Salmonella-mediated blood-brain barrier penetration, tumor homing and tumor microenvironment regulation for enhanced chemo/bacterial glioma therapy

Chemotherapy is an important adjuvant treatment of glioma, while the efficacy is far from satisfactory, due not only to the biological barriers of blood-brain barrier (BBB) and blood-tumor bar-rier (BTB) but also to the intrinsic resistance of glioma cells via multiple survival mechanisms such as up -regulation of P-glycoprotein (P-gp). To address these limitations, we report a bacteria-based drug delivery strategy for BBB/BTB transportation, glioma targeting, and chemo-sensitization. Bacteria selectively colonized into hypoxic tumor region and modulated tumor microenvironment, including macrophages repolarization and neutrophils infiltration. Specifically, tumor migration of neutrophils was employed as hitchhiking delivery of doxorubicin (DOX)-loaded bacterial outer membrane vesicles (OMVs/ DOX). By virtue of the surface pathogen-associated molecular patterns derived from native bacteria, OMVs/DOX could be selectively recognized by neutrophils, thus facilitating glioma targeted delivery of drug with significantly enhanced tumor accumulation by 18-fold as compared to the classical passive targeting effect. Moreover, the P-gp expression on tumor cells was silenced by bacteria type III secretion effector to sensitize the efficacy of DOX, resulting in complete tumor eradication with 100% survival of all treated mice. In addition, the colonized bacteria were finally cleared by anti-bacterial activity of DOX to minimize the potential infection risk, and cardiotoxicity of DOX was also avoided, achieving excellent compatibility.

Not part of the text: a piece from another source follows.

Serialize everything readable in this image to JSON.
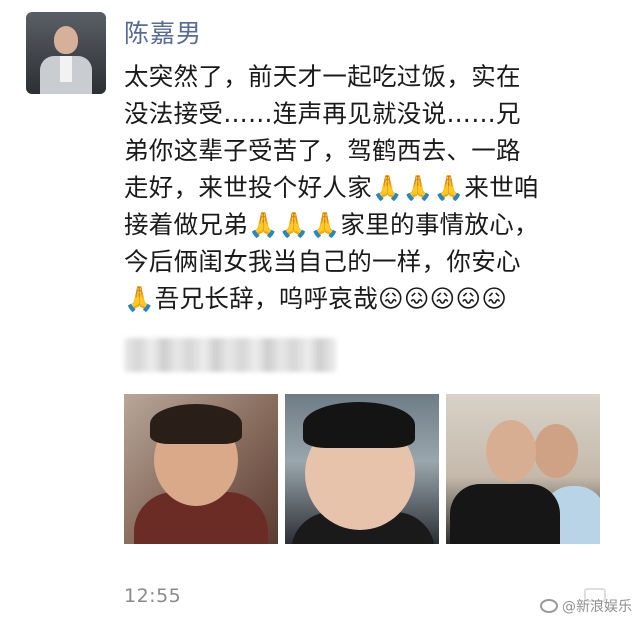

This work provides an efficient trans-BBB/BTB drug delivery strategy via cell hitchhiking for enhanced glioma therapy. 2023 Chinese Pharmaceutical Association and Institute of Materia Medica, Chinese Academy of Medical Sciences. Production and hosting by Elsevier B.V.

Automated summary

Chemotherapy is a crucial adjuvant therapy for glioma, however, its efficacy is limited by the barriers of blood-brain barrier (BBB) and blood-tumor barrier (BTB), as well as the intrinsic resistance of glioma cells. In this study, a bacteria-based drug delivery strategy was developed to overcome these limitations and achieve targeted glioma therapy. The bacteria selectively colonized the hypoxic tumor region and modulated the tumor microenvironment, enabling the delivery of doxorubicin-loaded bacterial outer membrane vesicles (OMVs/DOX) through neutrophil migration. The OMVs/DOX were selectively recognized by neutrophils, leading to enhanced tumor accumulation and increased efficacy of doxorubicin. The bacteria also silenced the P-glycoprotein expression on tumor cells, resulting in complete tumor eradication and improved survival. The bacteria were subsequently cleared by doxorubicin's antibacterial activity, minimizing the risk of infection and ensuring excellent compatibility.